İlk durağımız Erciş'ti. Ermiş'te hasar görmemiş tek bir bina yoktu neredeyse. Birinci deprem Erciş'i yerle bir etmişti. Sonra Van'a geçtik. Van'da da durum çok farklı değildi. İkinci deprem büyük oranda Van merkezi vurmuş ve birçok bina yıkılmış, hasar görmüştür. Van halkıyla yaptığımız sohbetlerde İkinci depremin 5. 6 şiddetinde değil 8. 2 olduğu fikri hâkim, depremi yaşayanlar son sarsıntının ilkinden daha yıkıcı olduğunu ve Japon kaynaklarında bunu büyük ölçüde doğruladığını söyleyerek, Hükümetin bazı gerçekleri kasıtlı olarak gizlediğini düşünüyorlar.

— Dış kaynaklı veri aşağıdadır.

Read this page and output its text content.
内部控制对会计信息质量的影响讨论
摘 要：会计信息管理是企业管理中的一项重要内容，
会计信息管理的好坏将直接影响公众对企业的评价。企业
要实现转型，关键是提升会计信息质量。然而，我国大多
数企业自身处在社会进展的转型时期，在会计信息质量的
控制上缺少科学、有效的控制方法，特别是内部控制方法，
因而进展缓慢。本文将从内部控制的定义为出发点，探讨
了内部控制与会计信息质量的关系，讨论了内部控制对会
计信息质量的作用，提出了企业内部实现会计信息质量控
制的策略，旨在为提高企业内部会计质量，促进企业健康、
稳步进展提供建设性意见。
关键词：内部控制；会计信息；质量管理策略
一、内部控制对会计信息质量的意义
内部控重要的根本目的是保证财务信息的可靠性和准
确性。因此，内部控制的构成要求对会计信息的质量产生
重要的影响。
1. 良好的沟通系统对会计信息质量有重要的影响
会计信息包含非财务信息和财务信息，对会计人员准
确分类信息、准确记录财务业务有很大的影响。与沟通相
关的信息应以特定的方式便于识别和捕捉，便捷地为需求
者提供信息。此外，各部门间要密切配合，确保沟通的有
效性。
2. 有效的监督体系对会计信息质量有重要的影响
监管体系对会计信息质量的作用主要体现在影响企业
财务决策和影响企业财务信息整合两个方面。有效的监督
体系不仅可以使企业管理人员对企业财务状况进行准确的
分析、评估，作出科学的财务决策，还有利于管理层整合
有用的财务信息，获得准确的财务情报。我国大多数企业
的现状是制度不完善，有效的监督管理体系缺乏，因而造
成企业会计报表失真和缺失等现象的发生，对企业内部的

Van eğitim-sen ve Van belediyesi ile kurduğumuz temaslar sonucunda çadır ihtiyacı acil olan Yemlice Köyü'ne giderek geceyi orada geçirdik. Bu köyde de maalesef insanlar kendi derme çatma yaptıkları çadırlarda kalmak zorundaydılar. Köye sadece iki adet Mevlana Evi dedikleri yapılardan gönderilmişti. Mevlana evi dedikleri bu yapı, Poliüretan Dolgulu Pet Panel duvarlardan oluşmakta ve aşırı soğuk olan Van'ın kış koşullarında, elektriğin kesik olduğu zamanlarda – ki elektrik maalesef sık sık gitmekte uzun süreler sonra gelmektedir - korunaklı olmamaktadır. Çatı ve duvarlar sürekli nem tutmakta ve damlamaktadır. Bizleri ağırlayan aile tüm misafirperverliğini göstererek kaldıkları bu Mevlana evini paylaşmışlardır. Mutfak olarak kendi yaptıkları muşamba çadır kullanılmaktaydı. Köyde çoğu ağır hasar almış evlerine yalnızca tuvalet ve banyo ihtiyacı için giriyorlardı, bu durumun bile risk taşıdığının farkında idiler ama maalesef başka seçenekleri yoktu. Kaldığımız süre boyunca çok güzel anılar paylaştık. Denizin çocuklarından dağların çocuklarına, o güzel, her şeye rağmen kalbi tertemiz insanlara bin selam olsun.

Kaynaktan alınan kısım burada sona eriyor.